Habitat and Conservation
Medium to large rivers, in reduced current adjacent to swift water, among boulders, or in patches of gravel, sand, and cobble. Live in large groups with up to 100 per square yard.
Algae and fine particles of decaying organic matter; extracts nutrients and oxygen from water drawn into body cavity through a specialized gill called the incurrent siphon; sediment and undigested waste are expelled through the excurrent siphon.

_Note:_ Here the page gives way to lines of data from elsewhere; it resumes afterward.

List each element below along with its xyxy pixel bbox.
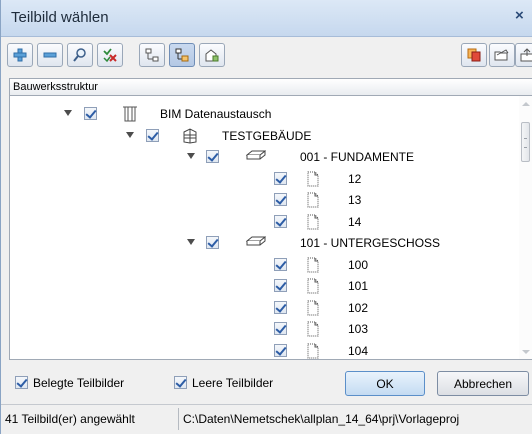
deselect-icon [102, 47, 118, 63]
row-checkbox[interactable] [274, 171, 287, 185]
tree-row[interactable]: 103 [10, 319, 520, 339]
layer-icon [245, 149, 267, 166]
status-bar: 41 Teilbild(er) angewählt C:\Daten\Nemet… [1, 404, 532, 434]
drawing-file-icon [306, 343, 320, 360]
tree-row[interactable]: 104 [10, 341, 520, 360]
expand-toggle-icon[interactable] [64, 110, 72, 116]
row-checkbox[interactable] [84, 107, 97, 120]
drawing-file-icon [306, 171, 320, 190]
row-checkbox[interactable] [274, 322, 287, 335]
tree-column-header[interactable]: Bauwerksstruktur [9, 78, 532, 96]
copy-button[interactable] [461, 43, 487, 67]
tree-row-label: 102 [348, 300, 369, 315]
row-checkbox[interactable] [274, 300, 287, 314]
tree-row[interactable]: TESTGEBÄUDE [10, 126, 520, 146]
project-path: C:\Daten\Nemetschek\allplan_14_64\prj\Vo… [183, 412, 460, 426]
drawing-file-icon [306, 300, 320, 319]
tree-row-label: 100 [348, 257, 369, 272]
tree-row-label: 101 - UNTERGESCHOSS [300, 236, 441, 250]
copy-icon [466, 47, 482, 63]
tree-row-label: 14 [348, 214, 362, 229]
title-bar: Teilbild wählen × [1, 0, 532, 37]
tree-row-label: BIM Datenaustausch [160, 107, 272, 121]
tree-row-label: 103 [348, 322, 369, 336]
expand-toggle-icon[interactable] [187, 153, 195, 159]
remove-icon [42, 47, 58, 63]
ok-button[interactable]: OK [345, 371, 425, 396]
remove-button[interactable] [37, 43, 63, 67]
window-title: Teilbild wählen [11, 9, 109, 26]
add-icon [12, 47, 28, 63]
status-divider [178, 408, 179, 430]
tree-row[interactable]: 100 [10, 255, 520, 275]
scroll-thumb[interactable] [521, 122, 530, 162]
structure-view-button[interactable] [139, 43, 165, 67]
teilbild-dialog: Teilbild wählen × Bauwerksstruktur BIM D… [0, 0, 532, 434]
expand-toggle-icon[interactable] [187, 239, 195, 245]
building-view-icon [204, 47, 220, 63]
drawing-file-icon [306, 278, 320, 297]
export-button[interactable] [515, 43, 532, 67]
drawing-file-icon [306, 321, 320, 340]
tree-row[interactable]: 101 - UNTERGESCHOSS [10, 233, 520, 253]
bim-icon [122, 106, 138, 125]
drawing-file-icon [306, 192, 320, 211]
tree-row-label: 12 [348, 171, 362, 186]
tree-row[interactable]: 12 [10, 169, 520, 189]
layer-icon [245, 235, 267, 252]
search-button[interactable] [67, 43, 93, 67]
scroll-down-icon[interactable] [522, 350, 530, 354]
tree-row[interactable]: 14 [10, 212, 520, 232]
row-checkbox[interactable] [274, 257, 287, 271]
close-icon[interactable]: × [515, 7, 524, 24]
tree-row-label: TESTGEBÄUDE [222, 128, 312, 143]
export-icon [520, 47, 532, 63]
tree-row-label: 001 - FUNDAMENTE [300, 150, 415, 164]
row-checkbox[interactable] [274, 193, 287, 206]
tree-row-label: 13 [348, 193, 362, 207]
row-checkbox[interactable] [146, 128, 159, 142]
folder-open-icon [494, 47, 510, 63]
building-icon [182, 127, 198, 147]
leere-checkbox[interactable] [174, 376, 187, 389]
toolbar [1, 36, 532, 76]
cancel-button[interactable]: Abbrechen [437, 371, 529, 396]
floor-view-icon [174, 47, 190, 63]
row-checkbox[interactable] [206, 236, 219, 249]
tree-row[interactable]: BIM Datenaustausch [10, 104, 520, 124]
drawing-file-icon [306, 257, 320, 276]
drawing-file-icon [306, 214, 320, 233]
row-checkbox[interactable] [274, 279, 287, 292]
tree-row[interactable]: 001 - FUNDAMENTE [10, 147, 520, 167]
floor-view-button[interactable] [169, 43, 195, 67]
row-checkbox[interactable] [206, 150, 219, 163]
vertical-scrollbar[interactable] [519, 96, 532, 359]
search-icon [72, 47, 88, 63]
tree-row-label: 104 [348, 343, 369, 358]
tree-row[interactable]: 101 [10, 276, 520, 296]
scroll-up-icon[interactable] [522, 102, 530, 106]
belegte-checkbox[interactable] [15, 376, 28, 389]
tree-row-label: 101 [348, 279, 369, 293]
folder-open-button[interactable] [489, 43, 515, 67]
row-checkbox[interactable] [274, 214, 287, 228]
structure-tree[interactable]: BIM Datenaustausch TESTGEBÄUDE 001 - FUNDA… [9, 96, 532, 360]
deselect-button[interactable] [97, 43, 123, 67]
row-checkbox[interactable] [274, 343, 287, 357]
belegte-label: Belegte Teilbilder [33, 376, 125, 390]
add-button[interactable] [7, 43, 33, 67]
tree-row[interactable]: 102 [10, 298, 520, 318]
leere-label: Leere Teilbilder [192, 376, 274, 390]
tree-row[interactable]: 13 [10, 190, 520, 210]
structure-view-icon [144, 47, 160, 63]
selection-count: 41 Teilbild(er) angewählt [5, 412, 135, 426]
column-header-label: Bauwerksstruktur [13, 81, 98, 93]
building-view-button[interactable] [199, 43, 225, 67]
expand-toggle-icon[interactable] [126, 131, 134, 138]
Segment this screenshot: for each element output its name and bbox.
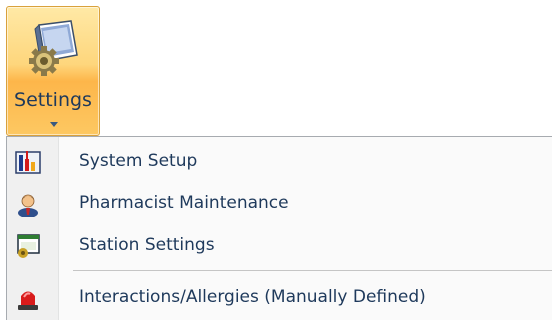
menu-item-station-settings[interactable]: Station Settings	[9, 225, 549, 265]
menu-item-system-setup[interactable]: System Setup	[9, 141, 549, 181]
settings-book-gear-icon	[29, 20, 78, 76]
chevron-down-icon	[50, 122, 58, 127]
menu-item-label: Interactions/Allergies (Manually Defined…	[79, 287, 426, 307]
pharmacist-user-icon	[18, 194, 38, 217]
menu-item-label: Pharmacist Maintenance	[79, 193, 289, 213]
menu-item-label: Station Settings	[79, 235, 215, 255]
settings-ribbon-button[interactable]: Settings	[6, 6, 100, 136]
red-alarm-light-icon	[18, 291, 38, 310]
menu-item-pharmacist-maintenance[interactable]: Pharmacist Maintenance	[9, 183, 549, 223]
menu-item-label: System Setup	[79, 151, 198, 171]
settings-dropdown-menu: System Setup Pharmacist Maintenance Stat…	[6, 136, 552, 320]
menu-separator	[73, 270, 552, 271]
menu-item-interactions-allergies[interactable]: Interactions/Allergies (Manually Defined…	[9, 277, 549, 317]
settings-label: Settings	[14, 89, 92, 111]
app-area: Settings System Setup Pharmacist Mainten…	[0, 0, 552, 320]
station-window-icon	[17, 234, 40, 258]
system-setup-icon	[15, 151, 41, 174]
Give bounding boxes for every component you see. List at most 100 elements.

Fairly common but vulnerable, as the population is concentrated mostly in the Meramec and Gasconade rivers. Degrading water quality and watershed destabilization could easily interfere with the survival of this species. A Species of Conservation Concern.
Males release sperm directly into water. Females downstream siphon sperm into the gill chamber, where eggs are fertilized. Eggs mature into larvae (called glochidia), which discharge into the water and attach to host fish. The tiny mussel eventually breaks away and floats to the bottom of the stream, and the cycle repeats.
Mussels are excellent biological indicators of water quality because they are long-lived and relatively immobile, accumulating contaminants in water that can be scientifically analyzed.
Mussels act as nature's “vacuum cleaners,” filtering and cleansing polluted waters. They are also an important food source for other species in the aquatic environment.